Elle a teinté Continental, un film sans fusil, d'un grain si particulier et a illuminé Tout est parfait. Sara Mishara, 31 ans, directrice-photo, donne aux films d'une nouvelle vague de réalisateurs québécois (Stéphane Lafleur, Yves Christian Fournier et Maxime Giroux) son éclat.

Souvent, le nom de Sara Mishara a circulé sur les plateaux de tournage, l'an dernier. Mais c'est au Gala des Jutra, où elle était en lice pour le prix de la meilleure direction-photo pour Continental, que Sara Mishara a suscité questionnement et intérêt chez les observateurs. Qui est-elle, et surtout, d'où vient-elle?

En rencontrant la jeune femme, dans un célèbre café italien de la rue Saint-Viateur, les pistes se brouillent un peu. Rapidement, elle confie avoir choisi comme lieu de rendez-vous ce quartier parce qu'elle y vit aujourd'hui, parce qu'elle y a grandi. Un accent presque imperceptible colore son français. Sara Mishara est Américaine, et bilingue.

«Je suis souvent la seule femme dans mon métier, mais aussi la seule anglophone juive», confie la jeune femme, née d'une mère turque, et d'un père juif américain, issue donc d'une famille «à la Woody Allen». Elle aime Montréal, parce que «ce qui est beau dans cette ville, c'est que l'on peut être une espèce de mélange».

Continental, comme Demain, le long de Maxime Giroux qui prendra l'affiche cet été, troque pourtant les ruelles du Plateau, la croix du Mont-Royal, les gratte-ciels du centre-ville et autres coquetteries du Vieux-Port contre la banlieue, tendance bungalows et blocs-appartements plutôt que centres commerciaux flamboyants et «maisons monstres».

«C'est un cinéma très réaliste, mais en même temps, cela ne l'est pas. Il n'y a pas de jugement sur l'environnement. Ce n'est pas pour dire: «Oh mon dieu, c'est triste, c'est laid», mais c'est juste là que ça se passe. Ce ne sont pas des histoires incroyables, et c'est ce qui est incroyable», estime Sara Mishara.

Peu de choses destinaient Sara Mishara aux plateaux de cinéma québécois. À commencer par elle-même. Adolescente, elle se destine plutôt à devenir avocate. Elle a un déclic pour le cinéma grâce à la rencontre déterminante avec un professeur de Brébeuf, Claude Chabot, et délaisse le droit pour le bac en cinéma de Concordia.

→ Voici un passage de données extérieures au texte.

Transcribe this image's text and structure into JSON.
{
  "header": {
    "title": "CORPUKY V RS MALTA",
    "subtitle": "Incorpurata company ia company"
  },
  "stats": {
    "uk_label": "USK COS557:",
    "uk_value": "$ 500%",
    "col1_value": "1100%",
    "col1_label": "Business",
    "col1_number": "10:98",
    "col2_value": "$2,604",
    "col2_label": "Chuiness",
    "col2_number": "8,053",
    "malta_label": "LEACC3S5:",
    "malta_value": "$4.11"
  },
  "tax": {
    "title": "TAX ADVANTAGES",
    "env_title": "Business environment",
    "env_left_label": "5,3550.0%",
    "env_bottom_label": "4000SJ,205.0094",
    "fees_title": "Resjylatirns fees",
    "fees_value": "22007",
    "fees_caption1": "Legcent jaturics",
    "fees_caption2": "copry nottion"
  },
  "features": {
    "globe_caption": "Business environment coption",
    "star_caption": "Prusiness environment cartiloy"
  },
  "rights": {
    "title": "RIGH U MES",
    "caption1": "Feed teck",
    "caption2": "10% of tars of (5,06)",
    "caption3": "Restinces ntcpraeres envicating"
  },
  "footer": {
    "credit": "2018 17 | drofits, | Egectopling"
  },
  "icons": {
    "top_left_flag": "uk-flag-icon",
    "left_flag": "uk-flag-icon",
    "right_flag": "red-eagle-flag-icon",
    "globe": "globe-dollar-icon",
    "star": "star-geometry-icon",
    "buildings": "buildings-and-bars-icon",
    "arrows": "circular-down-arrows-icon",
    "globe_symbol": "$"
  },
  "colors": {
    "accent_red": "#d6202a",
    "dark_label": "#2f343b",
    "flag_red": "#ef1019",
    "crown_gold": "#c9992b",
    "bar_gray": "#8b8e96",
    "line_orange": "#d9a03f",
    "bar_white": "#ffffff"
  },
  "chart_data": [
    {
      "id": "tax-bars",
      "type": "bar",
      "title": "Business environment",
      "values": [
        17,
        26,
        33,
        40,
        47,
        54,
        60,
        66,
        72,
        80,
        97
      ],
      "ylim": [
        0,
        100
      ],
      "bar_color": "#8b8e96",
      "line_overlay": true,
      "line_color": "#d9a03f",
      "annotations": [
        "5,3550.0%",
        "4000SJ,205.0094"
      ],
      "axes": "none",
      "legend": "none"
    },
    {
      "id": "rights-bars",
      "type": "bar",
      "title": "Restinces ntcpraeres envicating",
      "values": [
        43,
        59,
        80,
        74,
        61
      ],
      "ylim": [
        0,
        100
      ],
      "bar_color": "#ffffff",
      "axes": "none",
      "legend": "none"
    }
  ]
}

Sur les bancs de l'université, Sara Mishara rencontre Maxime Giroux, son ami, son «soul mate». Il fait ses premières réalisations, elle ses premières directions-photos, instinctivement, et naturellement. «Je pourrais écrire ou réaliser un film, mais j'aurais l'impression de porter un masque, de jouer un rôle. La direction-photo, c'est quelque chose qui m'est venu naturellement.»

Après Concordia, Sara Mishara essaie d'apprendre le métier «sur le tas», en devenant assistante à la caméra. «J'étais mauvaise», dit-elle. Elle s'engage donc pour une maîtrise de l'American Film Institute, à Los Angeles, non par amour pour Hollywood, mais parce qu'elle rêve d'un «pèlerinage technique».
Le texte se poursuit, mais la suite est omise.